忙しいのか白髪頭はボサボサ気味で、小さな花柄を散りばめた緑色のワンピースを着ています。足元は木底のサンダルですね。ピンク色のビニールストラップです。いつも目にする格好です。
外はまだ明るいですが、十八時を回ったので、マンションの電灯もつきました。複数の光源があるので陰が濃さを強めます。老婆の顔も陰影を深めていました。
う、と思ってしまいました。
珍しく目が合ってしまったのです。ひどく疲れているようでした。髪の手入れも許されないくらいに赤子が泣き喚いているのですから、それも仕方ありません。
大変ですね、と心中で同情しつつ、会釈します。
老婆もいつものように、弱々しく、頭を縦に揺すりました。がりがり、と木底を滑らせ、道も譲ってくれました。
子供の世話も大変だー。
そう思いながら、もう一度だけ会釈をして横を通り過ぎます。湿ったカビ臭さに混じって、加齢臭が鼻を突き刺しました。
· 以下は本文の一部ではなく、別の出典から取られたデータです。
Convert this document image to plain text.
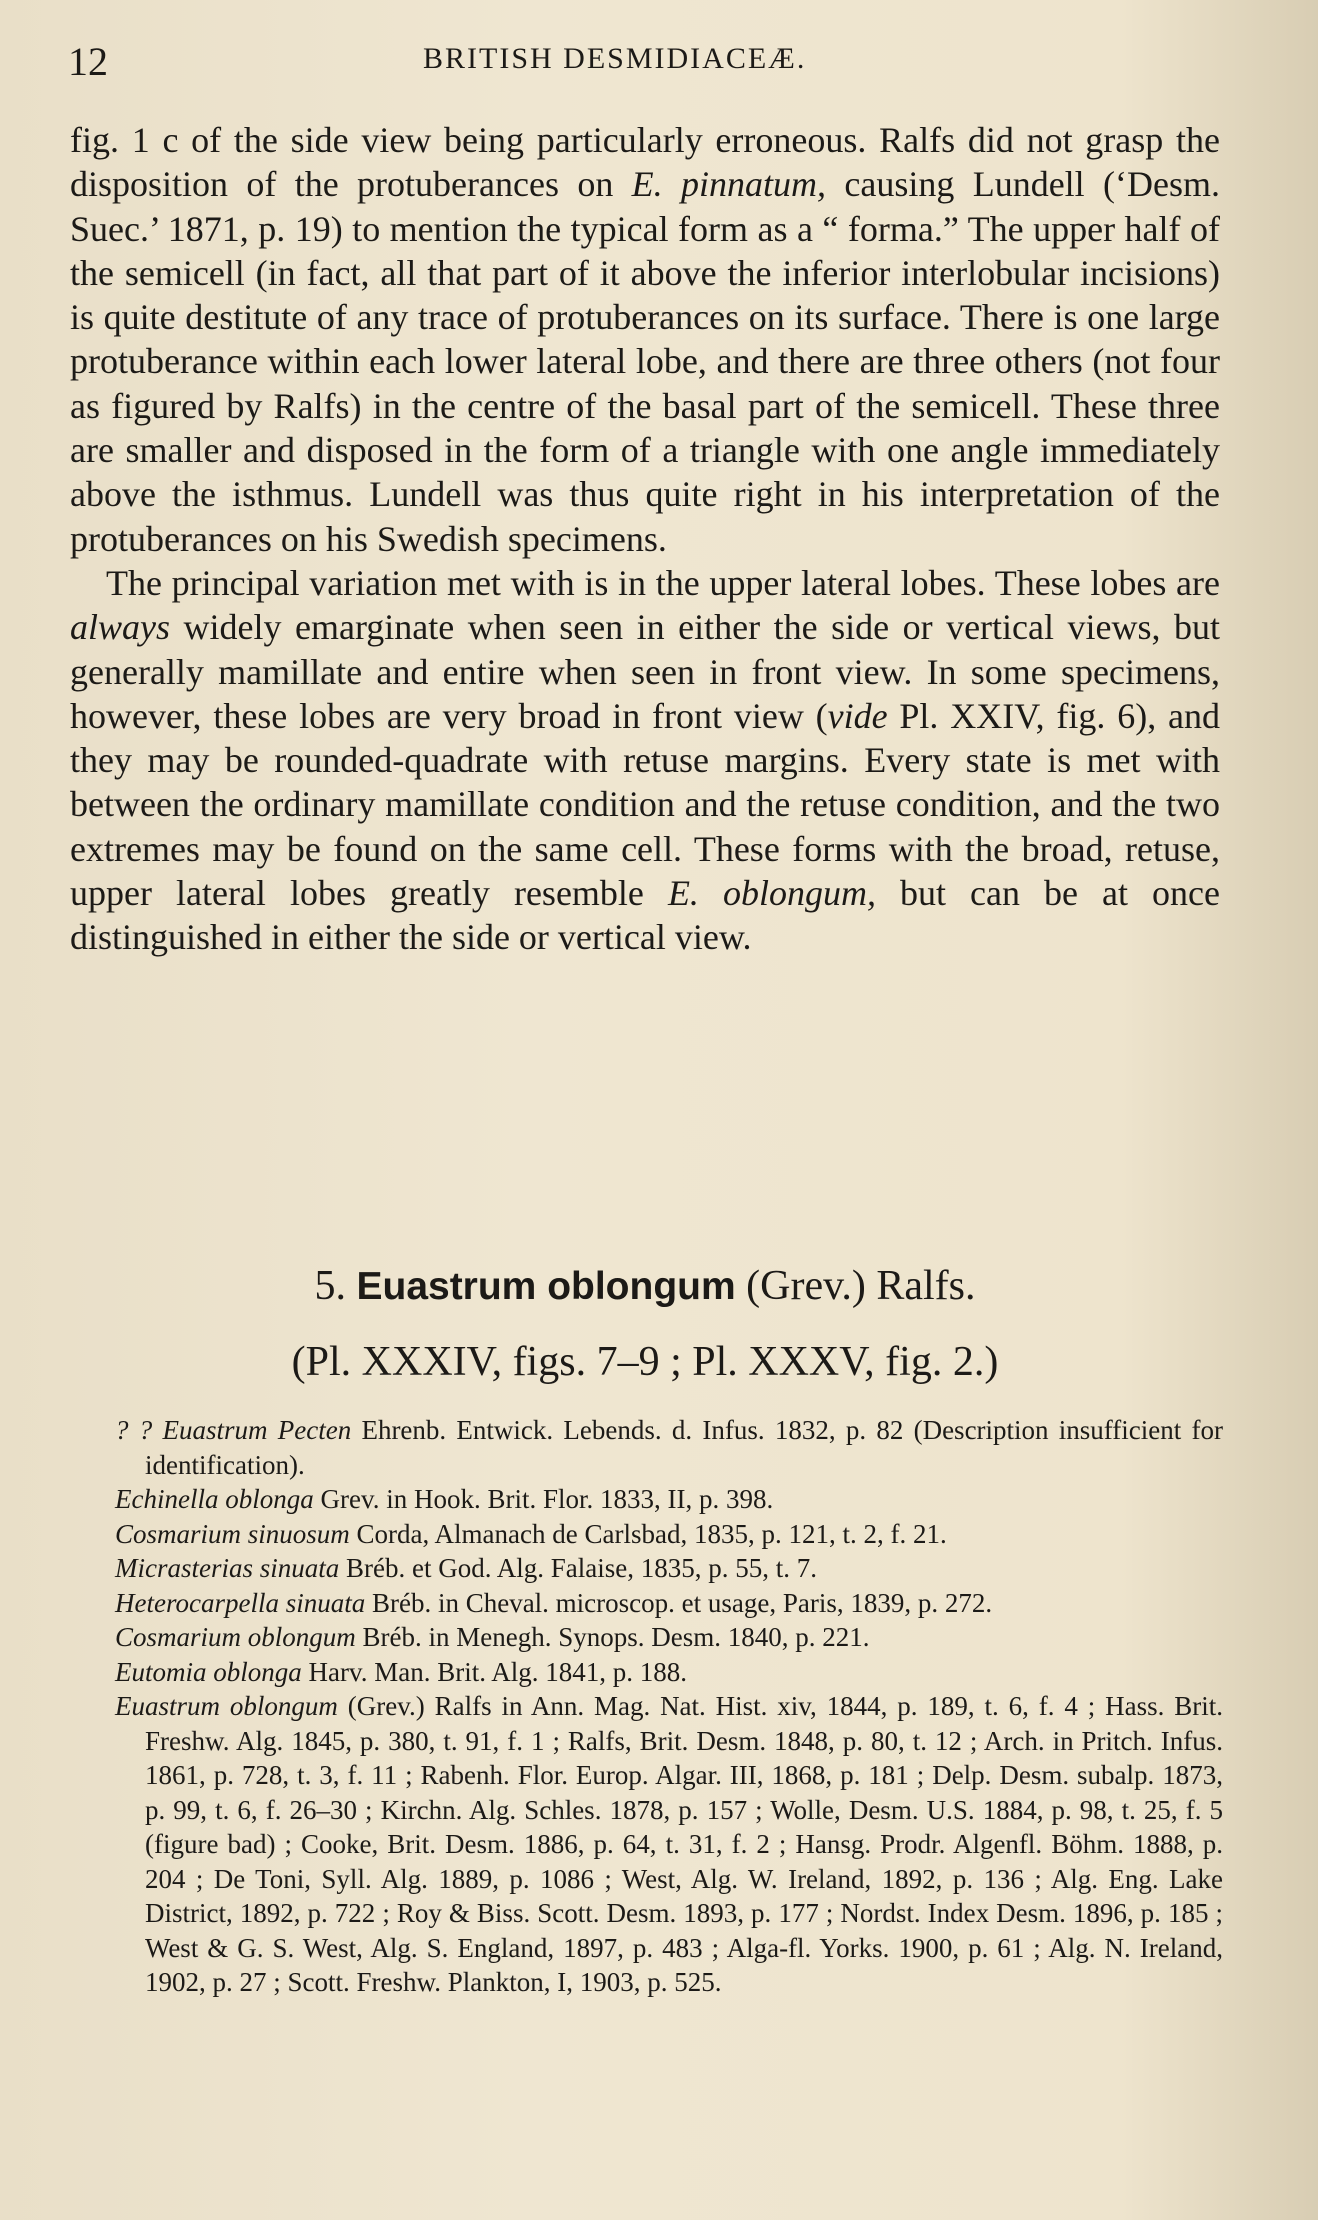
12	BRITISH DESMIDIACEÆ.

fig. 1 c of the side view being particularly erroneous. Ralfs did not grasp the disposition of the protuberances on E. pinnatum, causing Lundell (‘Desm. Suec.’ 1871, p. 19) to mention the typical form as a “ forma.” The upper half of the semicell (in fact, all that part of it above the inferior interlobular incisions) is quite destitute of any trace of protuberances on its surface. There is one large protuberance within each lower lateral lobe, and there are three others (not four as figured by Ralfs) in the centre of the basal part of the semicell. These three are smaller and disposed in the form of a triangle with one angle immediately above the isthmus. Lundell was thus quite right in his interpretation of the protuberances on his Swedish specimens.

The principal variation met with is in the upper lateral lobes. These lobes are always widely emarginate when seen in either the side or vertical views, but generally mamillate and entire when seen in front view. In some specimens, however, these lobes are very broad in front view (vide Pl. XXIV, fig. 6), and they may be rounded-quadrate with retuse margins. Every state is met with between the ordinary mamillate condition and the retuse condition, and the two extremes may be found on the same cell. These forms with the broad, retuse, upper lateral lobes greatly resemble E. oblongum, but can be at once distinguished in either the side or vertical view.

5. Euastrum oblongum (Grev.) Ralfs.
(Pl. XXXIV, figs. 7–9 ; Pl. XXXV, fig. 2.)
? ? Euastrum Pecten Ehrenb. Entwick. Lebends. d. Infus. 1832, p. 82 (Description insufficient for identification).
Echinella oblonga Grev. in Hook. Brit. Flor. 1833, II, p. 398.
Cosmarium sinuosum Corda, Almanach de Carlsbad, 1835, p. 121, t. 2, f. 21.
Micrasterias sinuata Bréb. et God. Alg. Falaise, 1835, p. 55, t. 7.
Heterocarpella sinuata Bréb. in Cheval. microscop. et usage, Paris, 1839, p. 272.
Cosmarium oblongum Bréb. in Menegh. Synops. Desm. 1840, p. 221.
Eutomia oblonga Harv. Man. Brit. Alg. 1841, p. 188.
Euastrum oblongum (Grev.) Ralfs in Ann. Mag. Nat. Hist. xiv, 1844, p. 189, t. 6, f. 4 ; Hass. Brit. Freshw. Alg. 1845, p. 380, t. 91, f. 1 ; Ralfs, Brit. Desm. 1848, p. 80, t. 12 ; Arch. in Pritch. Infus. 1861, p. 728, t. 3, f. 11 ; Rabenh. Flor. Europ. Algar. III, 1868, p. 181 ; Delp. Desm. subalp. 1873, p. 99, t. 6, f. 26–30 ; Kirchn. Alg. Schles. 1878, p. 157 ; Wolle, Desm. U.S. 1884, p. 98, t. 25, f. 5 (figure bad) ; Cooke, Brit. Desm. 1886, p. 64, t. 31, f. 2 ; Hansg. Prodr. Algenfl. Böhm. 1888, p. 204 ; De Toni, Syll. Alg. 1889, p. 1086 ; West, Alg. W. Ireland, 1892, p. 136 ; Alg. Eng. Lake District, 1892, p. 722 ; Roy & Biss. Scott. Desm. 1893, p. 177 ; Nordst. Index Desm. 1896, p. 185 ; West & G. S. West, Alg. S. England, 1897, p. 483 ; Alga-fl. Yorks. 1900, p. 61 ; Alg. N. Ireland, 1902, p. 27 ; Scott. Freshw. Plankton, I, 1903, p. 525.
思わず顔をしかめてしまいました。見られていないといいのですが。
角を曲がるついでに覗き見ようか考えました。公園での一件が頭をよぎります。
振り向くのはやめておきましょう。
角を曲がって家の鍵を開けます。中に入って、一息つきました。吹き出した汗がひどく気持ち悪かったです。
靴を脱ごうとして、ふと気づいてしまいました。
毎日のように老婆に会っています。毎日のように赤子を抱いて揺すっていました。
けれど、赤ん坊は全く大きくなっていないんです。思えば老婆の服装も、いつも全く同じものだったのです。
ゾっとしました。
急いで扉に顔を寄せ、耳を澄ましてみました。
赤子の泣き声は、すでに聞こえなくなっていました。
そもそも、おかしな話なんです。
私の家には裏階段へ続く廊下に面して、部屋が2つあるんです。鉄格子のはめられた窓もついています。
老婆は毎日のように裏階段で泣く子をあやしているのですから、私は毎日のように家の中でもその泣き声を聞くはずなんです。
私が泣き声を聞いたのは、裏階段にいるときだけだったんです。